The Breuil--M\'{e}zard conjecture when \(l \neq p\)

Let \(l\) and \(p\) be primes, let \(F/\mathbb{Q}_p\) be a finite extension with absolute Galois group \(G_F\), let \(\mathbb{F}\) be a finite field of characteristic \(l\), and let \(\bar{\rho} : G_F \rightarrow GL_n(\mathbb{F})\) be a continuous representation. Let \(R^\square(\bar{\rho})\) be the universal framed deformation ring for \(\bar{\rho}\). If \(l = p\), then the Breuil--M\'{e}zard conjecture (as formulated by Emerton and Gee) relates the mod \(l\) reduction of certain cycles in \(R^\square(\bar{\rho})\) to the mod \(l\) reduction of certain representations of \(GL_n(\mathcal{O}_F)\).
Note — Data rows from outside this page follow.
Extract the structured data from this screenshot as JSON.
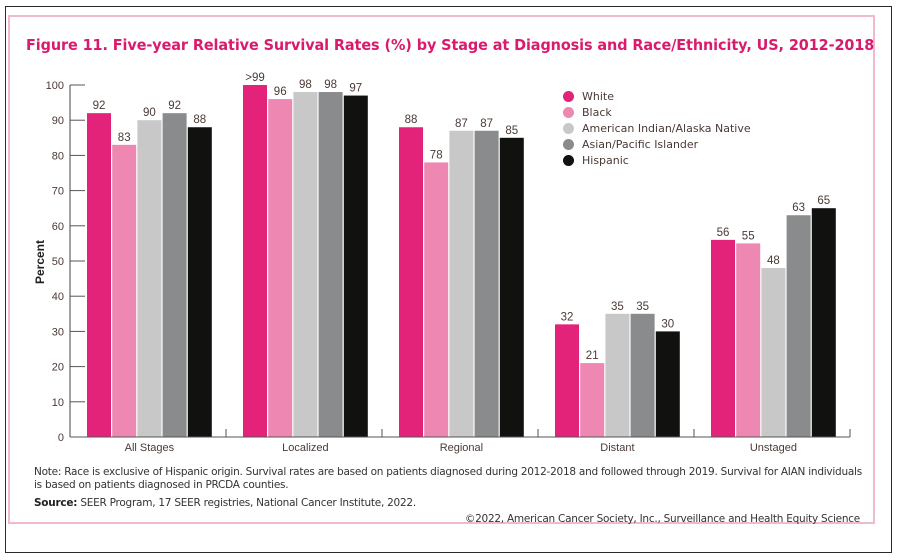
{
  "chart_data": {
    "type": "bar",
    "title": "Figure 11. Five-year Relative Survival Rates (%) by Stage at Diagnosis and Race/Ethnicity, US, 2012-2018",
    "xlabel": "",
    "ylabel": "Percent",
    "ylim": [
      0,
      100
    ],
    "yticks": [
      0,
      10,
      20,
      30,
      40,
      50,
      60,
      70,
      80,
      90,
      100
    ],
    "grid": false,
    "legend_position": "top-right",
    "categories": [
      "All Stages",
      "Localized",
      "Regional",
      "Distant",
      "Unstaged"
    ],
    "series": [
      {
        "name": "White",
        "color": "#e3237a",
        "values": [
          92,
          100,
          88,
          32,
          56
        ],
        "labels": [
          "92",
          ">99",
          "88",
          "32",
          "56"
        ]
      },
      {
        "name": "Black",
        "color": "#ee88b2",
        "values": [
          83,
          96,
          78,
          21,
          55
        ],
        "labels": [
          "83",
          "96",
          "78",
          "21",
          "55"
        ]
      },
      {
        "name": "American Indian/Alaska Native",
        "color": "#c8c8c8",
        "values": [
          90,
          98,
          87,
          35,
          48
        ],
        "labels": [
          "90",
          "98",
          "87",
          "35",
          "48"
        ]
      },
      {
        "name": "Asian/Pacific Islander",
        "color": "#898b8d",
        "values": [
          92,
          98,
          87,
          35,
          63
        ],
        "labels": [
          "92",
          "98",
          "87",
          "35",
          "63"
        ]
      },
      {
        "name": "Hispanic",
        "color": "#111110",
        "values": [
          88,
          97,
          85,
          30,
          65
        ],
        "labels": [
          "88",
          "97",
          "85",
          "30",
          "65"
        ]
      }
    ]
  },
  "note": {
    "text": "Note: Race is exclusive of Hispanic origin. Survival rates are based on patients diagnosed during 2012-2018 and followed through 2019. Survival for AIAN individuals is based on patients diagnosed in PRCDA counties."
  },
  "source": {
    "label": "Source:",
    "text": " SEER Program, 17 SEER registries, National Cancer Institute, 2022."
  },
  "copyright": "©2022, American Cancer Society, Inc., Surveillance and Health Equity  Science",
  "colors": {
    "title": "#d91a6d",
    "panel_border": "#efb9cf"
  }
}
We state an analogue of the Breuil--M\'{e}zard conjecture when \(l \neq p\), and prove it whenever \(l > 2\) using automorphy lifting theorems. We give a local proof when \(l\) is "quasi-banal" for \(F\) and \(\bar{\rho}\) is tamely ramified. We also analyse the reduction modulo \(l\) of the types \(\sigma(\tau)\) defined by Schneider and Zink.